Lompat ke konten Lompat ke sidebar Lompat ke footer

Apa yang Mendorong Ekosistem menuju Ketidakstabilan?

Peneliti MIT mempelajari ekosistem hingga 48 spesies bakteri dan menemukan bagaimana komunitas berubah dari keadaan stabil ke keadaan tidak stabil. Kredit: William Lopes, Gore Lab

Mencoba menguraikan semua faktor yang memengaruhi perilaku komunitas ekologis yang kompleks bisa menjadi tugas yang menakutkan. Namun, peneliti MIT kini telah menunjukkan bahwa perilaku ekosistem ini dapat diprediksi hanya berdasarkan dua informasi: jumlah spesies dalam komunitas dan seberapa kuat mereka berinteraksi satu sama lain.

Dalam studi bakteri yang tumbuh di laboratorium, para peneliti dapat menentukan tiga keadaan komunitas ekologis, dan menghitung kondisi yang diperlukan bagi mereka untuk berpindah dari satu keadaan ke keadaan lainnya. Temuan ini memungkinkan para peneliti untuk membuat "diagram fase" untuk ekosistem , mirip dengan diagram yang digunakan fisikawan untuk menggambarkan kondisi yang mengontrol transisi air dari padat ke cair ke gas.

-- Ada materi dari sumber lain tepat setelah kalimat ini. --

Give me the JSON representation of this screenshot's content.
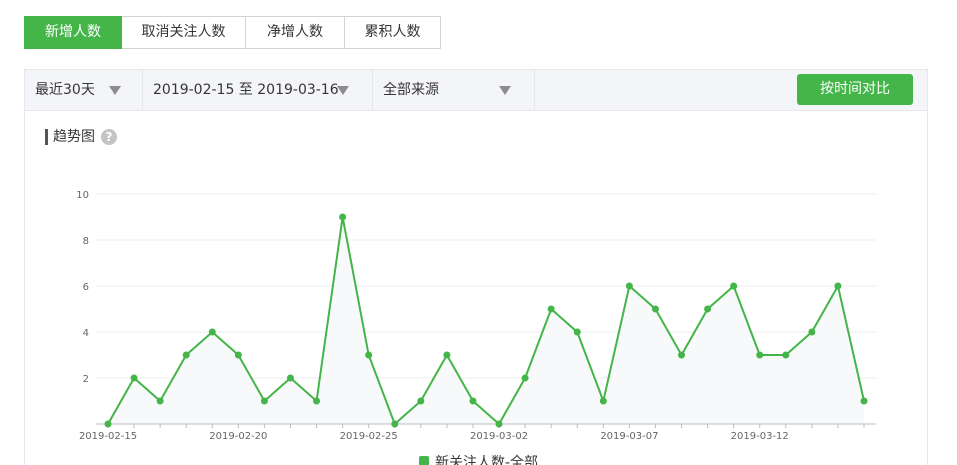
{
  "tabs": [
    {
      "label": "新增人数",
      "active": true
    },
    {
      "label": "取消关注人数",
      "active": false
    },
    {
      "label": "净增人数",
      "active": false
    },
    {
      "label": "累积人数",
      "active": false
    }
  ],
  "filters": {
    "range": "最近30天",
    "dates": "2019-02-15 至 2019-03-16",
    "source": "全部来源",
    "compare_button": "按时间对比"
  },
  "section": {
    "title": "趋势图",
    "help_icon": "question-circle-icon",
    "help_glyph": "?"
  },
  "colors": {
    "accent": "#44b549",
    "line": "#44b549",
    "area": "#f7f9fb"
  },
  "chart_data": {
    "type": "line",
    "ylim": [
      0,
      10
    ],
    "yticks": [
      "2",
      "4",
      "6",
      "8",
      "10"
    ],
    "x": [
      "2019-02-15",
      "2019-02-16",
      "2019-02-17",
      "2019-02-18",
      "2019-02-19",
      "2019-02-20",
      "2019-02-21",
      "2019-02-22",
      "2019-02-23",
      "2019-02-24",
      "2019-02-25",
      "2019-02-26",
      "2019-02-27",
      "2019-02-28",
      "2019-03-01",
      "2019-03-02",
      "2019-03-03",
      "2019-03-04",
      "2019-03-05",
      "2019-03-06",
      "2019-03-07",
      "2019-03-08",
      "2019-03-09",
      "2019-03-10",
      "2019-03-11",
      "2019-03-12",
      "2019-03-13",
      "2019-03-14",
      "2019-03-15",
      "2019-03-16"
    ],
    "xtick_labels": [
      "2019-02-15",
      "2019-02-20",
      "2019-02-25",
      "2019-03-02",
      "2019-03-07",
      "2019-03-12"
    ],
    "series": [
      {
        "name": "新关注人数-全部",
        "values": [
          0,
          2,
          1,
          3,
          4,
          3,
          1,
          2,
          1,
          9,
          3,
          0,
          1,
          3,
          1,
          0,
          2,
          5,
          4,
          1,
          6,
          5,
          3,
          5,
          6,
          3,
          3,
          4,
          6,
          1
        ]
      }
    ],
    "grid": true,
    "legend": "bottom-center"
  }
}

"Apa yang menakjubkan dan menakjubkan tentang diagram fase adalah bahwa ia merangkum banyak informasi dalam bentuk yang sangat sederhana," kata Jeff Gore, seorang profesor fisika di MIT. "Kita dapat melacak batas yang memprediksi hilangnya stabilitas dan timbulnya fluktuasi populasi ."

Gore adalah penulis senior studi tersebut, yang muncul hari ini di Science . Jiliang Hu, seorang mahasiswa pascasarjana MIT, adalah penulis utama makalah ini. Penulis lain termasuk Daniel Amor, mantan postdoc MIT; Matthieu Barbier, seorang peneliti di Institut Kesehatan Tanaman di Universitas Montpellier, Prancis; dan Guy Bunin, seorang profesor fisika di Institut Teknologi Israel.

Dinamika Populasi

Dinamika ekosistem alam sulit dipelajari karena meskipun para ilmuwan dapat melakukan pengamatan tentang bagaimana spesies berinteraksi satu sama lain, mereka biasanya tidak dapat melakukan eksperimen terkontrol di alam liar. Laboratorium Gore mengkhususkan diri dalam menggunakan mikroba seperti bakteri dan ragi untuk menganalisis interaksi antarspesies dengan cara yang terkendali, dengan harapan dapat mempelajari lebih lanjut tentang bagaimana ekosistem alami berperilaku.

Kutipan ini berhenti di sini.